南千住に「極楽荘」というアパートがあって、6~7年前偶然そこを通りがかった時、そのネーミングにすっかり「やられ」て脱帽したのだった(笑)。
南千住という町は、いつ降り立ってもワタシの中では変わらず「すがれた町」だ。
刑場跡だった年月が、今も駅周辺にスレッカラシた風と共に立ちのぼってくるような。
そこで出会ったこのアパートには、一本取られてしまった。
おおよそ「極楽」イメージとはかけ離れた、よくある場末アパートでしかないのだが、
妙に気に入って、長いこと描きたいと思いながら実現していなかった。
実際はこんなには細長くないし、壁もピンクがかった色であったのだが、
自分の印象だけで構成した。
ここまで描くとちょっと判らないが、最初かなり多めに線描きをしてから絵具をのせて、
線を消しながら、起しながら整理しながら描いてみた。
自分的には、試作としては、あ、このやり方で少し有効か?というものがあったので
まあ好いほうかな。(て、作者にしかワカラナイ独言ですが。聞き流してね)
*オドロキの追記:
もう現在は無いかもしれないと、念のためググってみたら、何と此処は簡易旅館として営業しているのだった。

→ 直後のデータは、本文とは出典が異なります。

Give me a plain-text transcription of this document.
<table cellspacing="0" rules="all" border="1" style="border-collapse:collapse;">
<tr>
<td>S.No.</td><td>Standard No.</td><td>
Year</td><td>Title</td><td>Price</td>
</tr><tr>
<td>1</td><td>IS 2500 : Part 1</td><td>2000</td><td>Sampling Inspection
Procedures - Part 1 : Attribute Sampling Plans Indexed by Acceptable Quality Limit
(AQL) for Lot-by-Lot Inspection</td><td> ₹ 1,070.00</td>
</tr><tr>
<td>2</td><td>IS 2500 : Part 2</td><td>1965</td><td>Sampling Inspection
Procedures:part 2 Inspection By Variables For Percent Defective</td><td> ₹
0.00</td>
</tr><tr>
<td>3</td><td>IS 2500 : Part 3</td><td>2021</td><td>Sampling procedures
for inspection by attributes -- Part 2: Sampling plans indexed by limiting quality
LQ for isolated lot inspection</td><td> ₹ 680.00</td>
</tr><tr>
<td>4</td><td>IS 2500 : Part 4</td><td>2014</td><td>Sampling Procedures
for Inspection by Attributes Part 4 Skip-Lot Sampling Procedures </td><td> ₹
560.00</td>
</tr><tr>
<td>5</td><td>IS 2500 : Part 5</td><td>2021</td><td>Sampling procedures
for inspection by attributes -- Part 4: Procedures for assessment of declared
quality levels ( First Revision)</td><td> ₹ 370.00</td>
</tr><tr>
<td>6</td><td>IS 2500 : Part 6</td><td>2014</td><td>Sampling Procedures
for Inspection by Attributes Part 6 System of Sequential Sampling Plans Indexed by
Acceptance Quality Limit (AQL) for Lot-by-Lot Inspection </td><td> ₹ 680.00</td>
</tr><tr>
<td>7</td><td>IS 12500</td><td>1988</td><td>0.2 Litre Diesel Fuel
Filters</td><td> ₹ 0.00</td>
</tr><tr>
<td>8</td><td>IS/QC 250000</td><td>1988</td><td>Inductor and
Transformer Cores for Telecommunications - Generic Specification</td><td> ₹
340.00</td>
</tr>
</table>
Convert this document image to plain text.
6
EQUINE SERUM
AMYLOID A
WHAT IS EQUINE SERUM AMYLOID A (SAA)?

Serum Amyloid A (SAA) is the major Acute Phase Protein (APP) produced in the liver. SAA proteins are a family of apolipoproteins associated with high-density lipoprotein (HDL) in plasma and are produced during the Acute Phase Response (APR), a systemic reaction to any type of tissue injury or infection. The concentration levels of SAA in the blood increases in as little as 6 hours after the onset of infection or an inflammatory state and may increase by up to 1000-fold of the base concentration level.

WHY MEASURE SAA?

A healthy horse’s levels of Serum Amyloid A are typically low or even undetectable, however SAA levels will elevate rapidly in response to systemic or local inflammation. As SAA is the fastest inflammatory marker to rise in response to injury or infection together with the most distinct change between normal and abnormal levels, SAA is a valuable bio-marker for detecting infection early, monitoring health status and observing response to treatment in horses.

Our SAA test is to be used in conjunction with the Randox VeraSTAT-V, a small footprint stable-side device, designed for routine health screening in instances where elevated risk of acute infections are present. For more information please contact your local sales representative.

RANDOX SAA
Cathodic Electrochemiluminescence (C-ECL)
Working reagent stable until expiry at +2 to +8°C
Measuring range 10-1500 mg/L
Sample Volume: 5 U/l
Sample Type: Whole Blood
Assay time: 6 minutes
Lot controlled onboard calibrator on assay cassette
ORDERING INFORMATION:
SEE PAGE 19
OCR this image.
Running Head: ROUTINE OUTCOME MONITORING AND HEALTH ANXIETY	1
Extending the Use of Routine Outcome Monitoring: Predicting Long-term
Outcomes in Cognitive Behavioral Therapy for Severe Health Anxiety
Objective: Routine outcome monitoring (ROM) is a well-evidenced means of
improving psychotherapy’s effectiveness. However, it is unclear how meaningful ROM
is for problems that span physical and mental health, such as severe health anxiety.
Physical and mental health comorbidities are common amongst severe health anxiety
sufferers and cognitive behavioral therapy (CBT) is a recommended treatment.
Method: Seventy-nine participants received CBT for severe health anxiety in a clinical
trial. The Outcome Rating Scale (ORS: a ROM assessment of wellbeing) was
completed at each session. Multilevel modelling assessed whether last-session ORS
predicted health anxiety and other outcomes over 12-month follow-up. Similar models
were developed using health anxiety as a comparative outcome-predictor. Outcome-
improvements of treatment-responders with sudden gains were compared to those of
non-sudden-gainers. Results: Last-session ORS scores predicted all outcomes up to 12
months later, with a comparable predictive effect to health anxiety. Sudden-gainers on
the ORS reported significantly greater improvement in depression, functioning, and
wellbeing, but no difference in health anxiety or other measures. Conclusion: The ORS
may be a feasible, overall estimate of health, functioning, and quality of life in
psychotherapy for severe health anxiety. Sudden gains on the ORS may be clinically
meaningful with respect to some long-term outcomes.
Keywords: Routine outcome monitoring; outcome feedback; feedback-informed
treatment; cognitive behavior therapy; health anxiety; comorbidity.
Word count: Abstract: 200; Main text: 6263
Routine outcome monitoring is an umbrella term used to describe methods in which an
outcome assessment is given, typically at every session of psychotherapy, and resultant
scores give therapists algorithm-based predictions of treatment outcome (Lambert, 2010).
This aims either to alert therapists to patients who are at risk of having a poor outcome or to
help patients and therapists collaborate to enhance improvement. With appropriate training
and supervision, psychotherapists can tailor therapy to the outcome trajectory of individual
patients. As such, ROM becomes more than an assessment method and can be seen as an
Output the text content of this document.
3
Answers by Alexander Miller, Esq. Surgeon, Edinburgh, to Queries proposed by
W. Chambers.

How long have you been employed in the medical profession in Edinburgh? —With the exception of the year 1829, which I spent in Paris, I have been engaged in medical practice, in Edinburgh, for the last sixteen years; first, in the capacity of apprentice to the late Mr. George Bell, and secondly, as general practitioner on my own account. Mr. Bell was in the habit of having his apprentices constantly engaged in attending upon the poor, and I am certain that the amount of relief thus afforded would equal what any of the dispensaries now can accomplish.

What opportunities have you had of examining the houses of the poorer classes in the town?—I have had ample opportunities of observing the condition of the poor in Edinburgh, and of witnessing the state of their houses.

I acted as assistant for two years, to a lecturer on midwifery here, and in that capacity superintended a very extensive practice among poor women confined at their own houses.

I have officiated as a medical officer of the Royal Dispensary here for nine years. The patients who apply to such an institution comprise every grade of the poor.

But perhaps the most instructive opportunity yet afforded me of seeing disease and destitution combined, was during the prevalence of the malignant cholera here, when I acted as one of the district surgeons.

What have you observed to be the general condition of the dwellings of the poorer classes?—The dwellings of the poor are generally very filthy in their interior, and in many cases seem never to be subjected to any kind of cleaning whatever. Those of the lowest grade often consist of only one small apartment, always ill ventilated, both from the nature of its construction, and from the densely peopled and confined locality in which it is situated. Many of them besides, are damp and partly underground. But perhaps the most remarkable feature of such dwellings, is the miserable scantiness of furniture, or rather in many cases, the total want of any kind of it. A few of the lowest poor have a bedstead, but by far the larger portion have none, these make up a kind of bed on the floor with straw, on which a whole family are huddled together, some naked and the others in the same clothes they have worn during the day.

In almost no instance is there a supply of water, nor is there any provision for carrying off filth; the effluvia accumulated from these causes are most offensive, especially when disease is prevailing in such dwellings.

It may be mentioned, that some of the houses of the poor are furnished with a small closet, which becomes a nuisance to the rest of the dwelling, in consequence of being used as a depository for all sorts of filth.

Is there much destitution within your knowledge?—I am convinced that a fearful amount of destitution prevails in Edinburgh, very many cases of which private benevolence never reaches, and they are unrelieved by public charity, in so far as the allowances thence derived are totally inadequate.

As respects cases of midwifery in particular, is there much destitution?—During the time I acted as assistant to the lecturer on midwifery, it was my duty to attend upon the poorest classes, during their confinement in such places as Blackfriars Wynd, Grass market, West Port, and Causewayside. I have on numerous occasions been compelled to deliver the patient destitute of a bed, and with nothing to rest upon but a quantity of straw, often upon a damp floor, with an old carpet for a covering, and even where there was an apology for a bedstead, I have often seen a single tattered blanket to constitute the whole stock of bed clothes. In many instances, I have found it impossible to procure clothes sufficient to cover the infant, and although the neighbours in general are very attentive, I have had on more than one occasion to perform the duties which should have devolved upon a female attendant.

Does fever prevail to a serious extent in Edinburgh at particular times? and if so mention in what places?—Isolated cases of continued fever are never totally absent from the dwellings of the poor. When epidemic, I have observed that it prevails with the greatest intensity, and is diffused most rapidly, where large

一泊2500円、2畳半(!)の部屋で、冷暖房無し、カーテンは破れているそう。。。
いや~オドロキました。
もし此処へ宿泊なさった方は、是非レポお願いします(かなり勇気要りそう)。

試作品03で描いている建物を、抽象味を濃くして線だけで描いてみたり、
そんなこともしている。
同じ建物だとは、言われなければちょっと判らないでしょう。
先日来、昭和初期のTという画家の作品が心に引っかかっていて、絵筆が止まっている。
色々な先達の作品を見ていると、時々自分に足りないものが痛烈に感じられることがある。
自分に足りないものに気づかされる、それは
とても重要な過程であろうと思う。
ああもっとこうしたい、こうするためにはどうしたらいいか、
そういう課題がどんどん出てくる。。。
Tは不遇な画家であるが、画からはそんな感じは全くと言っていいほど感じられず、
非常に<自在>なのだ、モチーフも表現も。
才能と言ってしまえばそれまでだが、何とか彼の画からも、
自分の描く上でのヒントやきっかけを学びたいと切望している毎日。